These companies operate many stations across the country and have all types of generation in their portfolios.
There have been a few operator jobs advertised recently and if I'm not mistaken there's vacancies being advertised for turbine operators on www.seek.co.nz

Just reading your short intro, I'm fairly positive that a person of your experience and qualifications would be an ideal candidate for our team.
I am one of around 28 Power System Coordinators working at Transpower (NZ National Grid) and we manage the real time generation market matching the offered generation against the real time and forecast load with a solution that is the cheapest option for the country and we also manage the real time reactive control across the grid to maintain statutory voltages.

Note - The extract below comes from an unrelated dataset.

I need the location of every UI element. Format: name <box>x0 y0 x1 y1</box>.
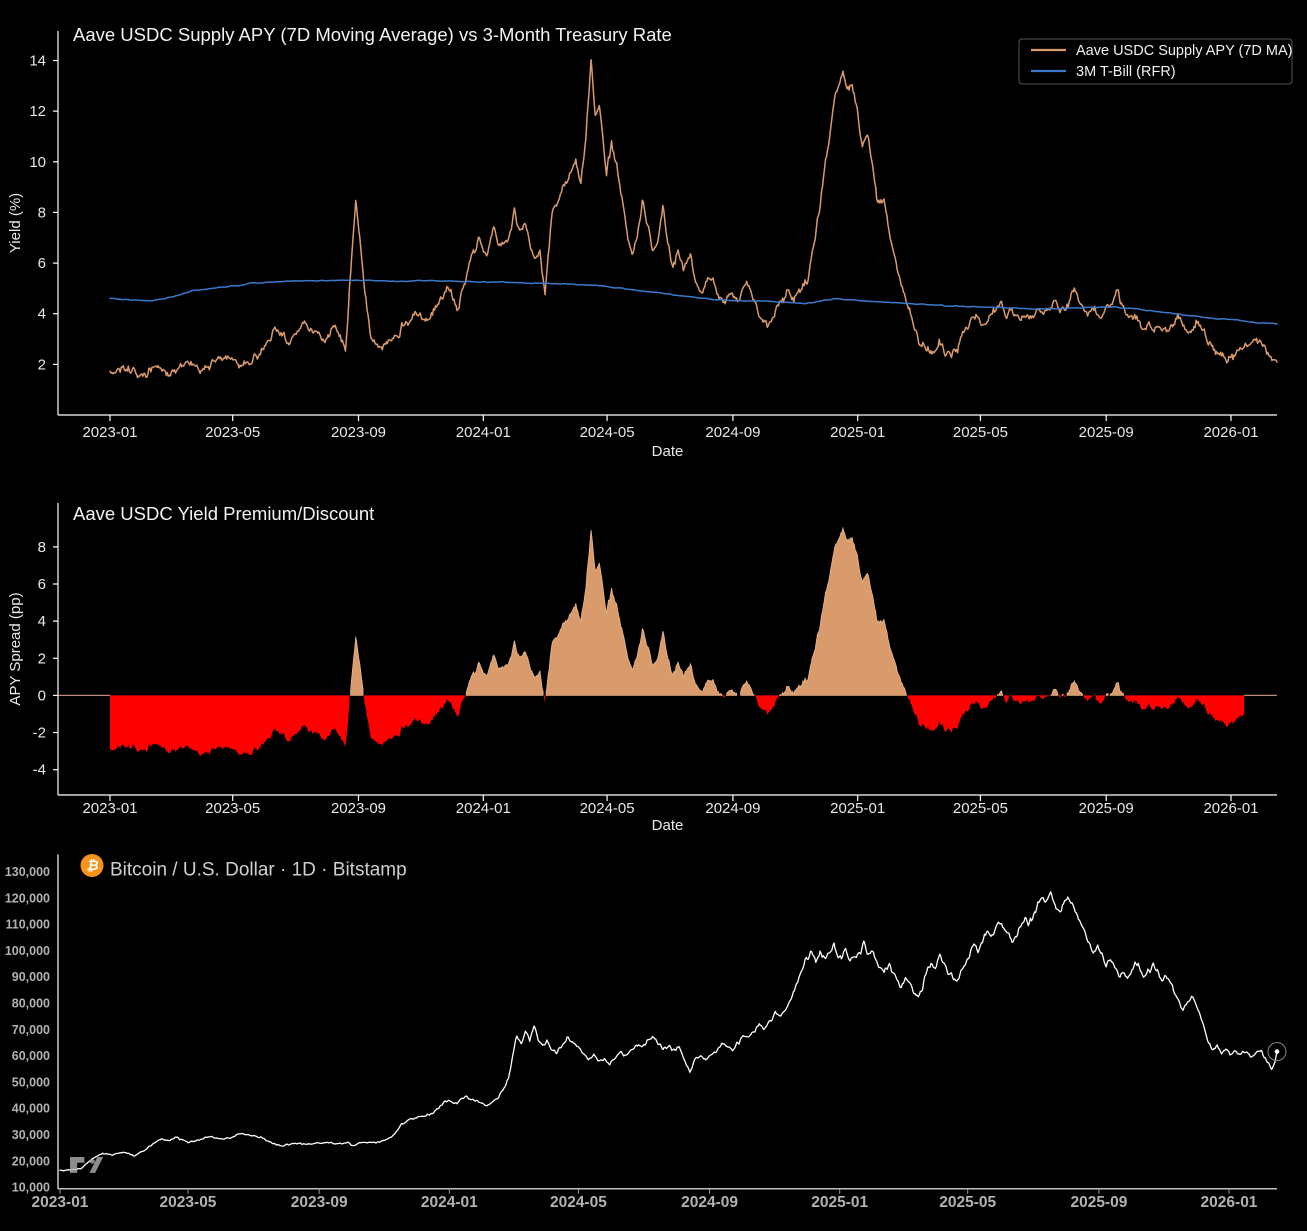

We also manage the overall electrical security of the national grid to ensure it is always operating as efficiently and secure as possible.

We are always on the lookout for people with your type of background. I was a senior transmission control engineer in the UK before coming to NZ and many of my colleagues have a similar background being ex operators or ex controllers from the US, Canada, Philippines, SA and a few kiwi's.
I can vouch for the company and the training as being excellent and we are in the top 5% of industry earners.
If you feel this direction could be for you then please let me know and I can introduce you to our recruitment consultant who deals with all the engineering recruitment for Transpower.

As I said www.seek.co.nz is a good site to look for jobs and also RobLaw Max Recruitment is a decent agent that specialises in engineering roles (although doesn't manage Transpower).

You can't get any special visa to make it easier to get a job in the industry.
Electrical workers of certain types need to be registered with the EWRB but shouldn't apply to you as your work doesn't directly affect the public.

You will of course need a work visa to allow you to come to NZ and live / work.
This can be a temporary visa or a permanent visa. I'm sure you would qualify for a Resident Visa which allows you to remain permanently.
F you are interested in my offer above I'd leave the visa process but just read the requirements for the Temporary Working Visa.
If you did manage to be offered a role with Transpower, this offer would allow you to get a temporary work visa within days so you could be in NZ in a matter of weeks depending of there's a job available of course.
You could then apply for a more permanent visa whilst here before the Temp visa runs out.

Have a think. Always around on the forum. Send me a pm if you're able to (have to have sent min 5 posts).

Regards,


----------



## inhamilton (Jun 10, 2011)

Escapedtonz ... your replies are always so detailed and helpful!!


----------